MAIA recruited 737 people newly diagnosed with multiple myeloma at more than 210 centers in North America, Europe, Australia, and Israel. All were ineligible for ASCT (a stem cell transplant using their own stem cells).

Participants were assigned randomly to Revlimid and dexamethasone  treatment with or without Darzalex until the disease progressed or unacceptable adverse effects occurred.

The trial’s main goal was to determine whether the triple combo extended the time patients lived without signs of disease progression, compared with treatment without Darzalex. Secondary goals included assessing complete responses, overall survival, and minimal residual disease. This refers to the small number of myeloma cells that remain in the body after treatment and may cause disease relapse.

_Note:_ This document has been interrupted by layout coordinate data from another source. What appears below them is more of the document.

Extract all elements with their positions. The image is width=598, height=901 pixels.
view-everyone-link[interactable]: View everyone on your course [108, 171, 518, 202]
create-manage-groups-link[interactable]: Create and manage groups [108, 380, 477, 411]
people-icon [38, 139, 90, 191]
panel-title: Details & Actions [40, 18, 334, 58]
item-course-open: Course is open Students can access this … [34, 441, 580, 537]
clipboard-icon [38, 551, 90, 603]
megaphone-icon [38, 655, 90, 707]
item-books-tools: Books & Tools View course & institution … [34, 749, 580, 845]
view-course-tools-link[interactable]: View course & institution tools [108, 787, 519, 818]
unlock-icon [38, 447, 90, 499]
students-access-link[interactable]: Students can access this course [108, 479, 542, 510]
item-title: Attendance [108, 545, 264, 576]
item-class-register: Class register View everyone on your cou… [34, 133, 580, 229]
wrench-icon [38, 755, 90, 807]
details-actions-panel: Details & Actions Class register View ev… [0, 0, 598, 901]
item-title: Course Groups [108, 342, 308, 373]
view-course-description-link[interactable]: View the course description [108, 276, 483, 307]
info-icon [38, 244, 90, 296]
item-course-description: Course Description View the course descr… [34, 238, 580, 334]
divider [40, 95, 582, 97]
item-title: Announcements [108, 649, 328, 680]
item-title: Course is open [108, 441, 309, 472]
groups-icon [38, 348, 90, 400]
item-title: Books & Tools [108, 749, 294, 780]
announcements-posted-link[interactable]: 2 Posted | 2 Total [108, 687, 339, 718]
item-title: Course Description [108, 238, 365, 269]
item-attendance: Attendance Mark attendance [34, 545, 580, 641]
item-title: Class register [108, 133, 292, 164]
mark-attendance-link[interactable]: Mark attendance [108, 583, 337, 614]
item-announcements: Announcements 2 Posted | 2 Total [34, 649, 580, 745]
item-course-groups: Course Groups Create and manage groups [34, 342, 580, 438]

At a median follow-up of 28 months, adding Darzalex reduced the risk of disease progression or death by 44%, nearly doubled the number of complete responses (47.6% vs. 24.9%), and more than tripled those who were free of minimal residual disease (24.2% vs. 7.3%), compared with Revlimid and dexamethasone only.

At the time of the analysis, the median overall survival had not been reached in either group, meaning that more than half of patients in each group were still alive. Follow-up for long-term survival is ongoing.

Consistent with previous studies, adding Darzalex to standard treatment increased the rates of some adverse events (side effects). However, fewer people on triple therapy discontinued treatment due to adverse reactions (7.1% vs. 15.9%).

Janssen has a comprehensive clinical development program for Darzalex in multiple myeloma, including several Phase 3 studies. The company is planning to or currently evaluating Darzalex in other types of blood cancers with high levels of CD38, such as some lymphomas and acute lymphoblastic leukemias.